Rather than divvy the $18,000 up into raises for employees who merit them, the county wanted a system — one that was, in commissioners’ words, fair to employees and rewarded longevity, in some cases with only minimal concern for whether longevity actually resulted in better job performance.

Let’s ignore for the minute common sense — something we often have to do when considering what government at any level does.

Basic faith in basic American values says the best way to determine pay is by the free market. If the county is having trouble finding or keeping employees, it needs to pay more. If it’s losing them to other employers, it needs to pay what those employers pay — or fix whatever else it is about its jobs that cause employees to want to leave.

The problem is, for most county positions, there’s absolutely no shortage of applicants, and there’s almost no evidence of large groups of employees moving from this county to some other county to accept the same job.

Yet that’s exactly what the so-called study considered in estimating what each county employees should be paid. It compared Marion County pay scales to pay scales in other counties.

Lost in the discussion was just which counties were compared. Dickinson and Chase, just to the east and west? Nope. They declined to share information, maybe because they thought the whole deal was bogus.

Instead, eight of the 13 counties for which all positions were compared were larger than Marion County — most of them, much larger. And nearly all of them were nearer to urban areas, where cost of living is higher and competing private-sector jobs more prevalent.

Surprise, surprise. They pay more.

True, Morris County also made this list, but when was the last time you heard of a Marion County employee quitting to take a higher paying job in Morris County — which we aren’t even sure pays more, less, or the same. The report doesn’t provide that kind of detail.

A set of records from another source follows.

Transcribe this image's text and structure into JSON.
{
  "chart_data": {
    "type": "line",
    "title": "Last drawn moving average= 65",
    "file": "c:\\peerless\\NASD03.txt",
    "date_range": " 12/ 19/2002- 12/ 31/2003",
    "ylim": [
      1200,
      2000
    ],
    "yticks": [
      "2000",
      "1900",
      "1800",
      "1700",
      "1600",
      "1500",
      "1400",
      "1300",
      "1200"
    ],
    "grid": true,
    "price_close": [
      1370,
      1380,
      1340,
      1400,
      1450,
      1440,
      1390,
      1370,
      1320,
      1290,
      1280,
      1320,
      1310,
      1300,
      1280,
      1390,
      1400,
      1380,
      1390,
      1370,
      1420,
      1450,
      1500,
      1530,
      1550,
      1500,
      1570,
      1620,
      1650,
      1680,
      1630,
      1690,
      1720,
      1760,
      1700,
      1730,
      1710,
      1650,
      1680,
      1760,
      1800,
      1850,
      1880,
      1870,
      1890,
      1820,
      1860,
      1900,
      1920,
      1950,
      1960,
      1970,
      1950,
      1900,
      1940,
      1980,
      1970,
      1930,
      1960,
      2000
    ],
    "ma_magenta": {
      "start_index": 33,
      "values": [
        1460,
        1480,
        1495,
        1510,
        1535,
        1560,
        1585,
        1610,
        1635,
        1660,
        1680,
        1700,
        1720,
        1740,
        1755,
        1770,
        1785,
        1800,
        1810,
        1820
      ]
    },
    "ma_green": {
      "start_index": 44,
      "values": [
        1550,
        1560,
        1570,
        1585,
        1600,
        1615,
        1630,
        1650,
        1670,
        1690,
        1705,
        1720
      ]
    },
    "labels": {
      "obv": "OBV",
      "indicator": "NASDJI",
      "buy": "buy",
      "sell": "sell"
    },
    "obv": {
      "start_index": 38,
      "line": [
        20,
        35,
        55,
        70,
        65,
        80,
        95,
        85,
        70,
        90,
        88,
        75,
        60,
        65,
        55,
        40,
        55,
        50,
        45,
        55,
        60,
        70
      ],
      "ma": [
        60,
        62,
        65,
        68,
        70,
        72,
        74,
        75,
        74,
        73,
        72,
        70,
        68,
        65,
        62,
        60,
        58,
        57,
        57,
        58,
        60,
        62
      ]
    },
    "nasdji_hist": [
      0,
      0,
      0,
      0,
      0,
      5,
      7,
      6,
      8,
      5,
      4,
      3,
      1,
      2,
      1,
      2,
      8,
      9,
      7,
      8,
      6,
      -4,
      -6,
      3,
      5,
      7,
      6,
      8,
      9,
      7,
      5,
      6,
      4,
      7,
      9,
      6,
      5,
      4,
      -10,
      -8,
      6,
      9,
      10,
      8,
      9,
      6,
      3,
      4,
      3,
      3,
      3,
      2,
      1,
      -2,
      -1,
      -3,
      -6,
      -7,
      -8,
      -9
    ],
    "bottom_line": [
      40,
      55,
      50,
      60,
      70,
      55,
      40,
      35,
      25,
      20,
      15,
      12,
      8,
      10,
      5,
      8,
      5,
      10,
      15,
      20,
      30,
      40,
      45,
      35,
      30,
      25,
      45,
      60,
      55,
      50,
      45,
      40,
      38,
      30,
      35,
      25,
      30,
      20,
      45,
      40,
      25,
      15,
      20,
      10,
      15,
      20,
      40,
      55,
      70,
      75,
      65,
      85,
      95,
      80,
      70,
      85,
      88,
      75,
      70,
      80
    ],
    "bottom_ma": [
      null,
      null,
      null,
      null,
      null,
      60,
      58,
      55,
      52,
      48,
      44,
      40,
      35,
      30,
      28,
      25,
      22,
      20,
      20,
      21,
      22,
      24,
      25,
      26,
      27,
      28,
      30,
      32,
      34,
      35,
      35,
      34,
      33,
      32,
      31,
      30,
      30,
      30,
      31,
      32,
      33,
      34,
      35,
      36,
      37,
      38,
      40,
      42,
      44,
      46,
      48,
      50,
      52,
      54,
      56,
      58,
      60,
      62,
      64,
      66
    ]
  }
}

Ah, you say, but base pay isn’t what the report really is about. It’s about something called “compression” — the notion that longevity raises have increased the pay of rank-and-file workers to the point that they sometimes are being paid more than supervisors with less seniority.

There’s two ways to address a problem like that. If money is no object, give supervisors a lot more money. If, on the other hand, you’re actually trying to be responsible with what you spend, perhaps the answer is that those seniority raises weren’t such a great idea in the first place.

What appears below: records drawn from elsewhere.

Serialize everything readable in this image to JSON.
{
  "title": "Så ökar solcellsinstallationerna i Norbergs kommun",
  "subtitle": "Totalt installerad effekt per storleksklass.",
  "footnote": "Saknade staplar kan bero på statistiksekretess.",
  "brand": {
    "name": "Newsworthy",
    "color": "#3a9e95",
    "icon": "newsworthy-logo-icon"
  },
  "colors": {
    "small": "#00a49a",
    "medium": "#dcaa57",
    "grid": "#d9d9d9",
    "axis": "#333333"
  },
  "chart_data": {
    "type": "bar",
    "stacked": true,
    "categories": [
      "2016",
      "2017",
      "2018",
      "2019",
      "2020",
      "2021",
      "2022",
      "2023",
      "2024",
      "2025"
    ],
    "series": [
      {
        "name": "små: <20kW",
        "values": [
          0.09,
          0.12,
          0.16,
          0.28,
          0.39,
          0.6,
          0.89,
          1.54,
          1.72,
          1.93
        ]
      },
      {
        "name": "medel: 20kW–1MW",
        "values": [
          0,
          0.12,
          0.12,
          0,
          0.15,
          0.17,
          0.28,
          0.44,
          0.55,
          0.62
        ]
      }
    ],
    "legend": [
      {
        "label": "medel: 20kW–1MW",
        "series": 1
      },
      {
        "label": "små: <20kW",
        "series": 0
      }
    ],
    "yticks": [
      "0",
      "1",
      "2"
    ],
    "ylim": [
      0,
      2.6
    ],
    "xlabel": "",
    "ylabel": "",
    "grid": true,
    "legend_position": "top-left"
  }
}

Keep in mind we’re not talking about merit raises for doing the job better or cost-of-living raises to keep up with inflation. Such raises are separate and frequently awarded. These are raises simply for doing the same job for a longer period of time, sometimes with the benefit of county-paid training.

Other bureaucracies have a way to deal with this. Take, for example, the “up or out” policy of the military. If you’ve been in a particular job classification for long enough, you either get promoted to a job with more pay — and, importantly, more responsibility — or you stay where you are, maxed out on the scale, or are forced to leave.

True organizational experts — the kind who actually study such things rather just than sell reports — will tell you that the biggest challenge institutions face are from people who aren’t advancing up the ladder and have settled for a job that doesn’t have the headaches of leadership but which, because of experience, gives them an ability to become obstructionist bureaucrats.

Where the county has trouble, when it does, is in getting people who are willing to accept more responsibility. Why take on more responsibility when your pay will continue to increase at regular intervals, above and beyond inflation, regardless?

The whole idea of seniority raises is rooted, as most commissioners appear to be, firmly in the middle of the last century. Ask anyone in the workplace today what seniority means. In most cases, it means you lose your job because you get paid more to do the same thing that some young rookie would do for a much smaller paycheck.

But that’s the real world, where taxpayers live, not the government world, which seems to be governed by a doctrine other than democratic capitalism. Systems like those behind the proposed county pay scale have a name — a name most commissioners wouldn’t be comfortable with: socialism.